Monday, May 16, 2011

Community: Die to Yourself

Right now I'm reading Blue Like Jazz by Donald Miller. I'm almost through it, and I could have been finished with it a week ago if I didn't spend so much time playing Minecraft. I am enjoying the relaxation though.
Anyway, I highly recommend this book so far.

I just finished a chapter where he talks about living in a house with 5 other guys. I can relate. He talked about the struggles of sharing space and sharing lives. I can relate.
I love this though; this is how he ended the chapter. It was a dialogue between him and someone he had observed. "I asked him how he kept such a good attitude all of the time with so many people abusing his kindness. Bill set down his coffee and looked me in the eye. 'Don,' he said. 'If we are not willing to wake up in the morning and die to ourselves, perhaps we should ask ourselves whether or not we are really following Jesus.'"

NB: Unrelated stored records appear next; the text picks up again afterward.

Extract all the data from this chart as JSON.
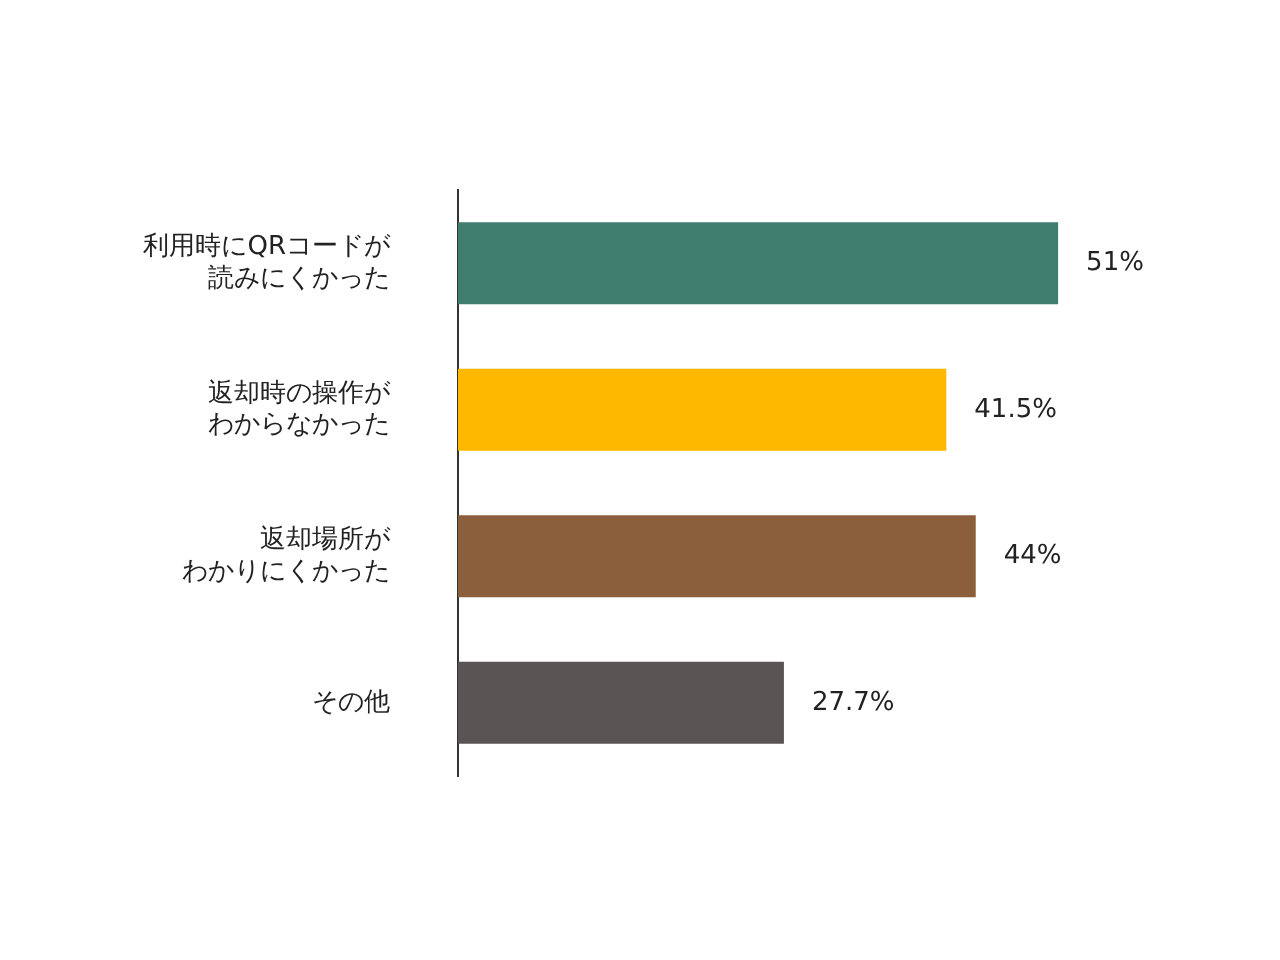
{
  "chart_data": {
    "type": "bar",
    "orientation": "horizontal",
    "categories": [
      "利用時にQRコードが読みにくかった",
      "返却時の操作がわからなかった",
      "返却場所がわかりにくかった",
      "その他"
    ],
    "values": [
      51,
      41.5,
      44,
      27.7
    ],
    "colors": [
      "#3f7d6e",
      "#ffb800",
      "#8b5e3c",
      "#595555"
    ],
    "value_labels": [
      "51%",
      "41.5%",
      "44%",
      "27.7%"
    ],
    "legend": false
  }
}
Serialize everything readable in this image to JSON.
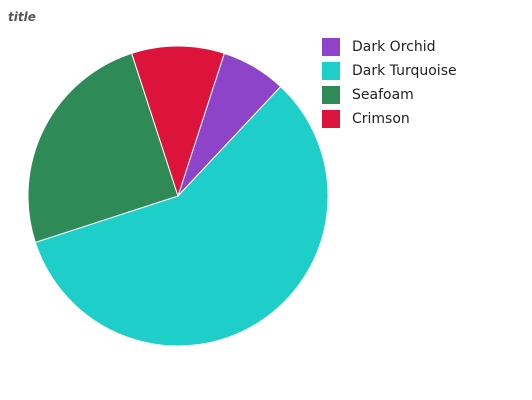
{
  "chart_data": {
    "type": "pie",
    "title": "title",
    "categories": [
      "Dark Orchid",
      "Dark Turquoise",
      "Seafoam",
      "Crimson"
    ],
    "values": [
      7,
      58,
      25,
      10
    ],
    "colors": [
      "#8e44c9",
      "#1ecfc9",
      "#2e8b57",
      "#dc143c"
    ],
    "legend_position": "right",
    "start_angle_deg": 18,
    "direction": "clockwise"
  }
}
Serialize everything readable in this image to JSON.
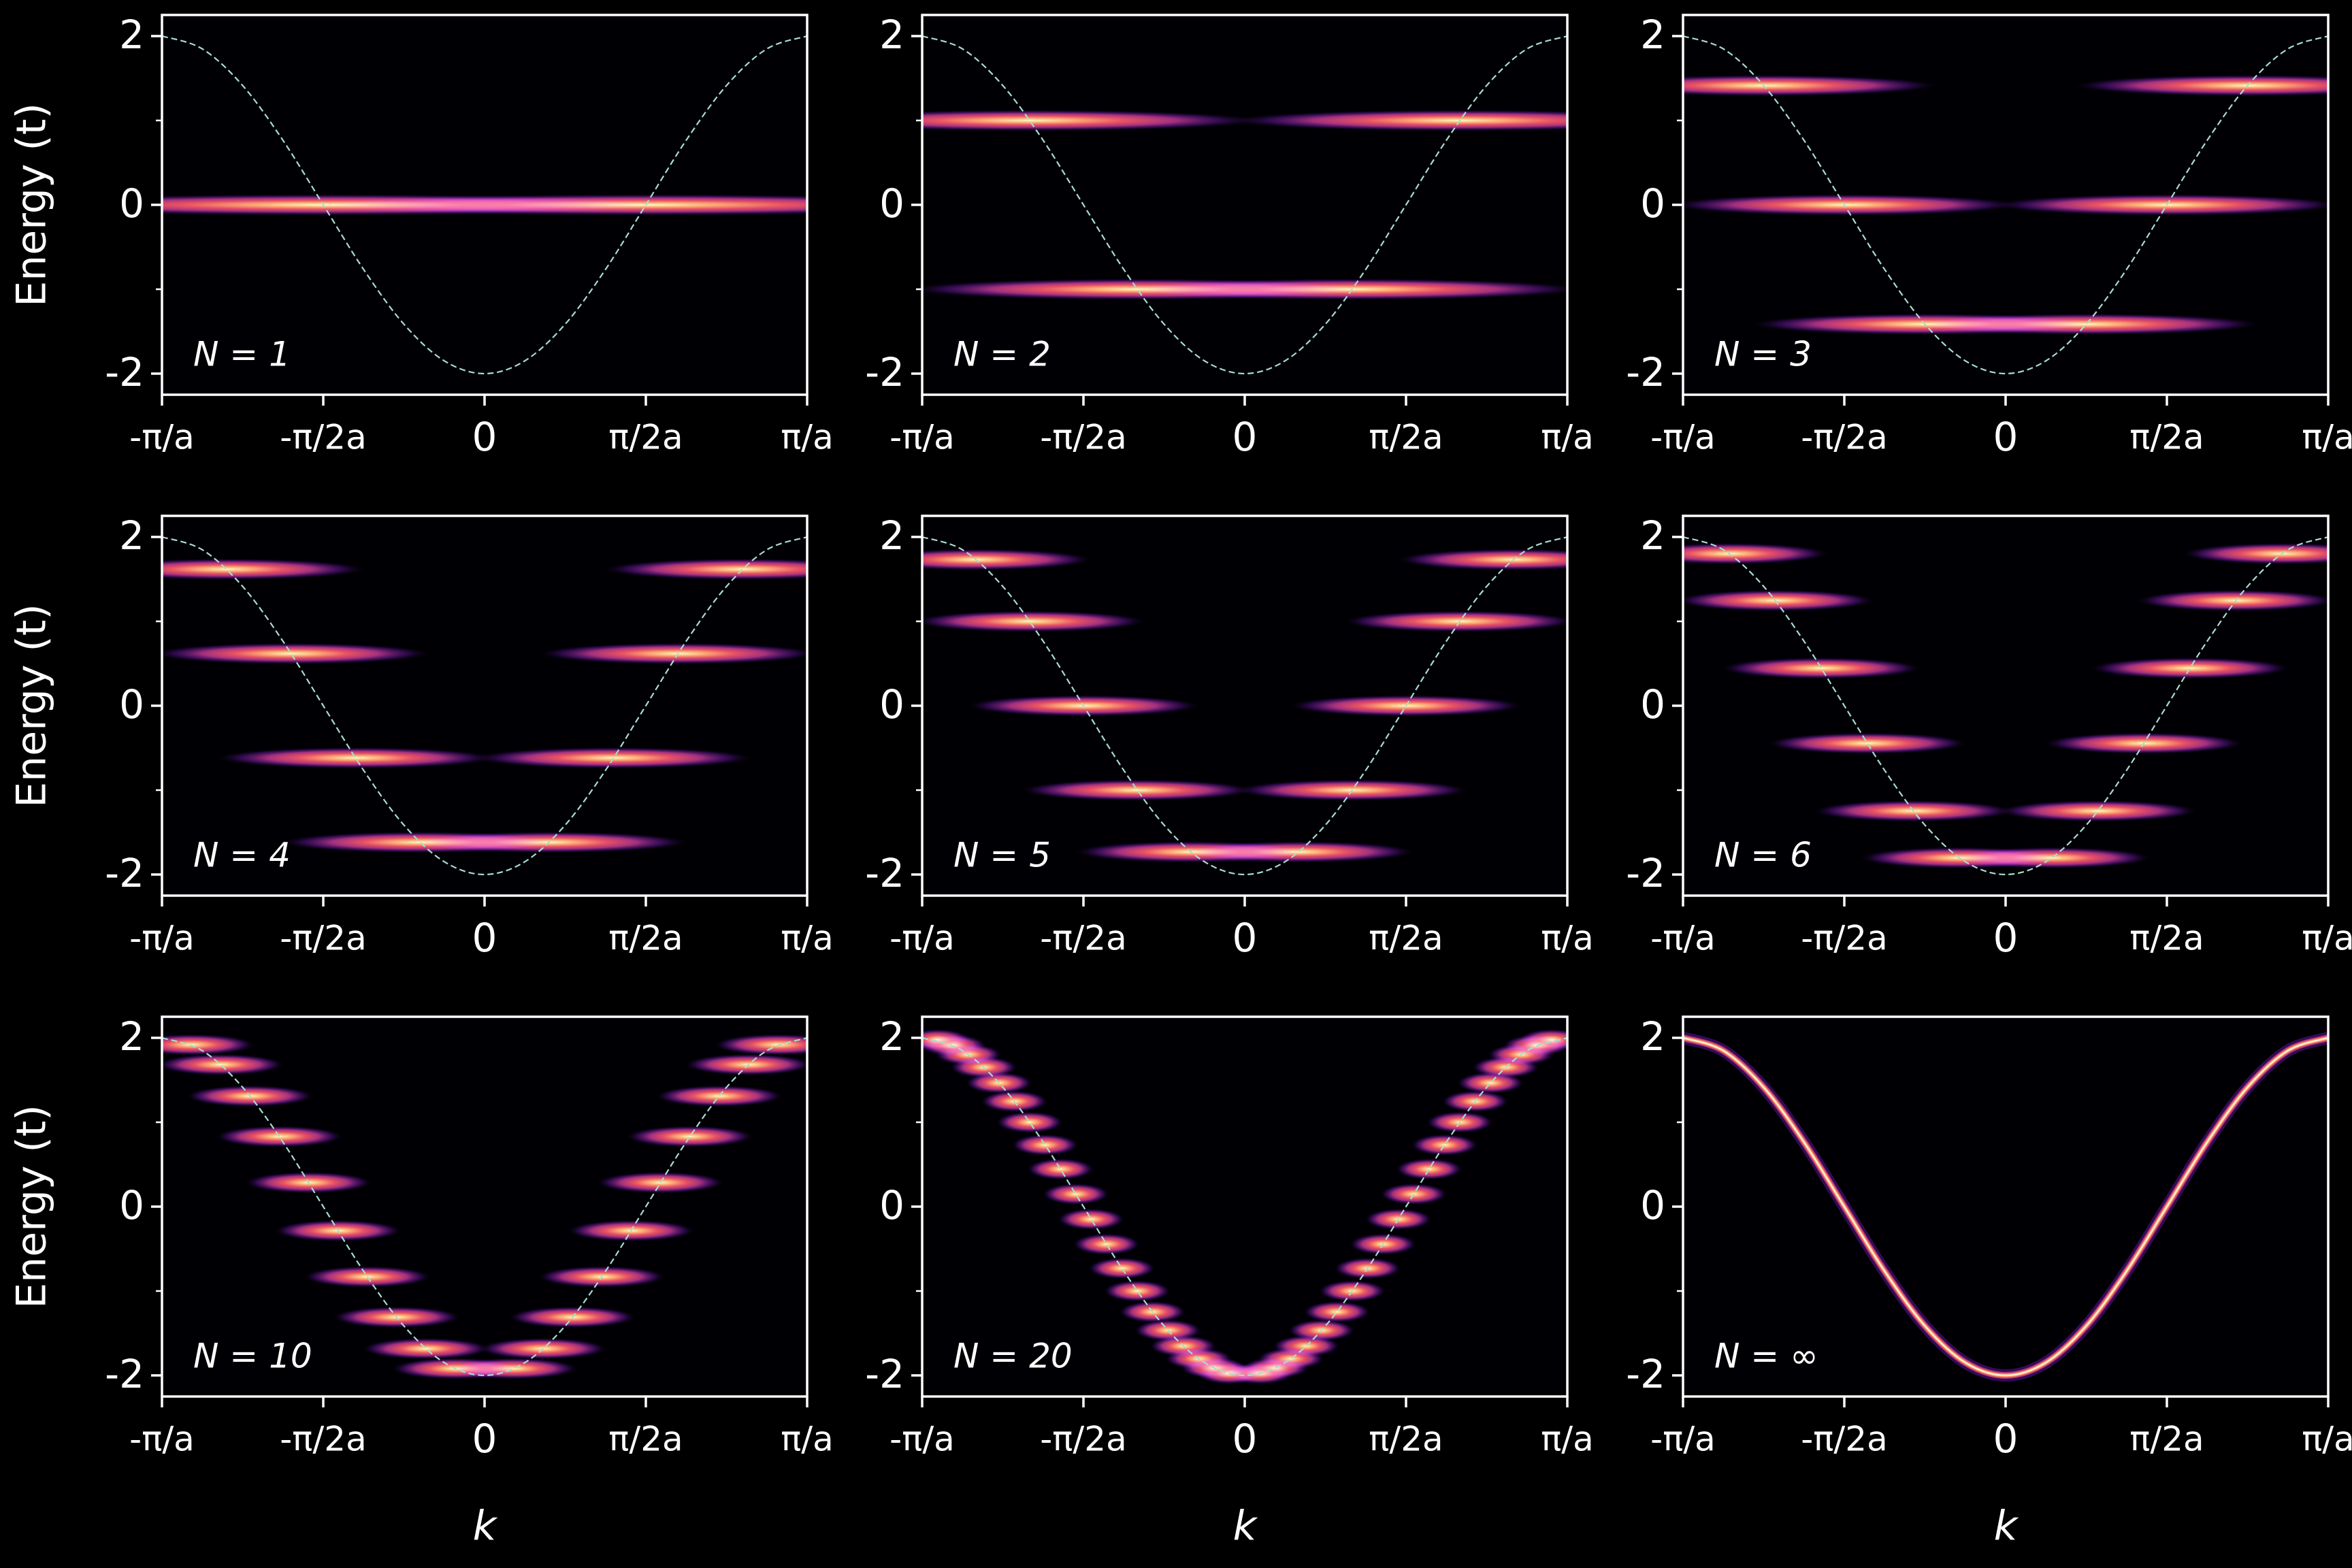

I'm not suggesting that my friends at the Man Sanctum abused any kindness I might have shown. What I am suggesting is that this is the only way that Christian community works. We have to die to ourselves daily; part of which means realizing that the world is not a play staring me. No legitimate Christian community takes place without this; and if you read the New Testament, you see that Christian community is vitally important in our lives.

Sometimes that means doing the dishes all the time because no one else does, even if I didn't make any of them dirty. But I'm not tooting my own horn here; this comes with the realization that I neglect other things and fall short of people's expectations in other ways. I have a habit of leaving my junk around the house; the list could go on for a while. The key to community is grace. A grace that only comes from the ultimate grace that Christ has shown us.

If you don't die to yourself - in other words, kill your pride - then you have to ask yourself if you're really following Christ. "He humbled Himself and became obedient to death, even death on a Cross."

1 comment:

Kris Locker said...

this is a great view on living in community. thanks for posting this.